秦懷恩做的菜裡,肉也沒少放,睿兒吃得滿嘴流油。
秦家正房的午飯是一碗菠菜蘸醬,一大盤子素炒茄子絲,還有四碟醃菜,在充滿肉香的情況下,吃這樣的菜,不得不說是對人的一種折磨,林勝德因被秦秀梅撓破了臉,就在自己屋子裡吃的飯,顯得秦家的飯桌更少了幾分興致,眾人全都吃得心不在焉,沒用幾口就先後放下了碗筷。
睿兒吃飽後,藥也熬好了,秦懷恩吃了睿兒剩下的麵條,覺得更餓了。
秦懷恩給清露喂藥,雖然被苦得皺起了眉,但清露還是很配合,將一大碗藥喝得涓滴不剩——她非常想快點好起來。
睿兒挺著圓圓的小肚子,在一旁看著清露喝藥,然後等清露喝完後,和清露一樣,得到了一塊糖果的獎勵,笑得眉眼兒都眯了起來。

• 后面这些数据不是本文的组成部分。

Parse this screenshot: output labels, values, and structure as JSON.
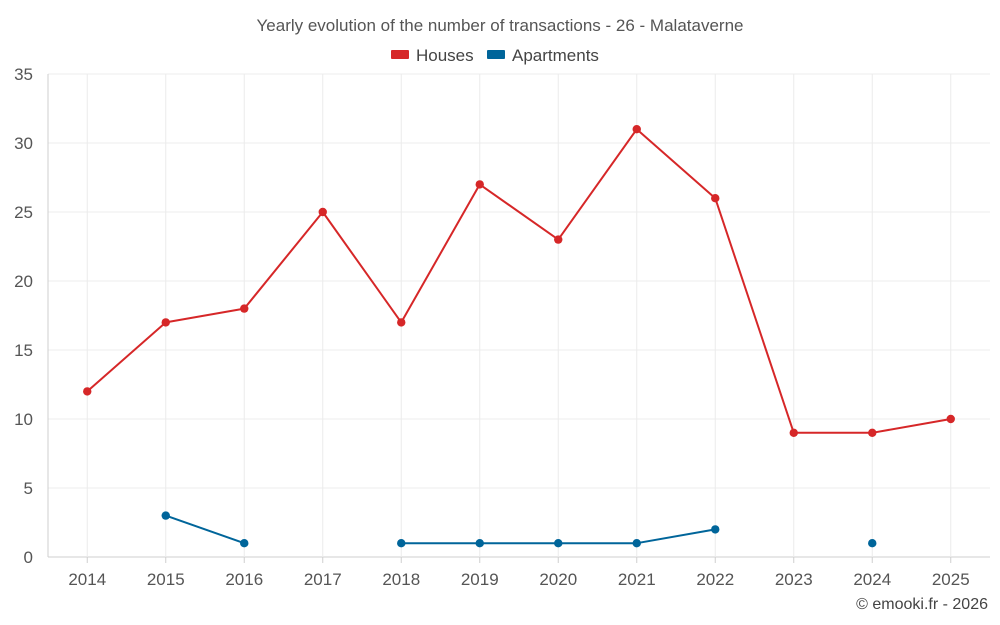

秦懷恩從雞毛裡挑出幾根比較好看的,用線纏了,綴上一枚銅錢做成毽子給睿兒玩兒,睿兒太小,走路都走不穩,是踢不了毽子的,秦懷恩便找了根細繩,一頭拴在毽子上,一頭拴在睿兒的手腕子上,睿兒有時用腳踢,有時拖著走,那毽子在青石鋪就的院子裡發出輕微的“啪啪”聲,睿兒玩得很歡樂,就算偶爾摔倒了,也不哭,會自己爬起來。
秦懷恩坐在屋門口看著睿兒,耳邊聽著清露再度變得深穩的呼吸聲,深深覺得,現在這樣,就是世間最好的日子,連對秦家人的仇恨都淡了不少。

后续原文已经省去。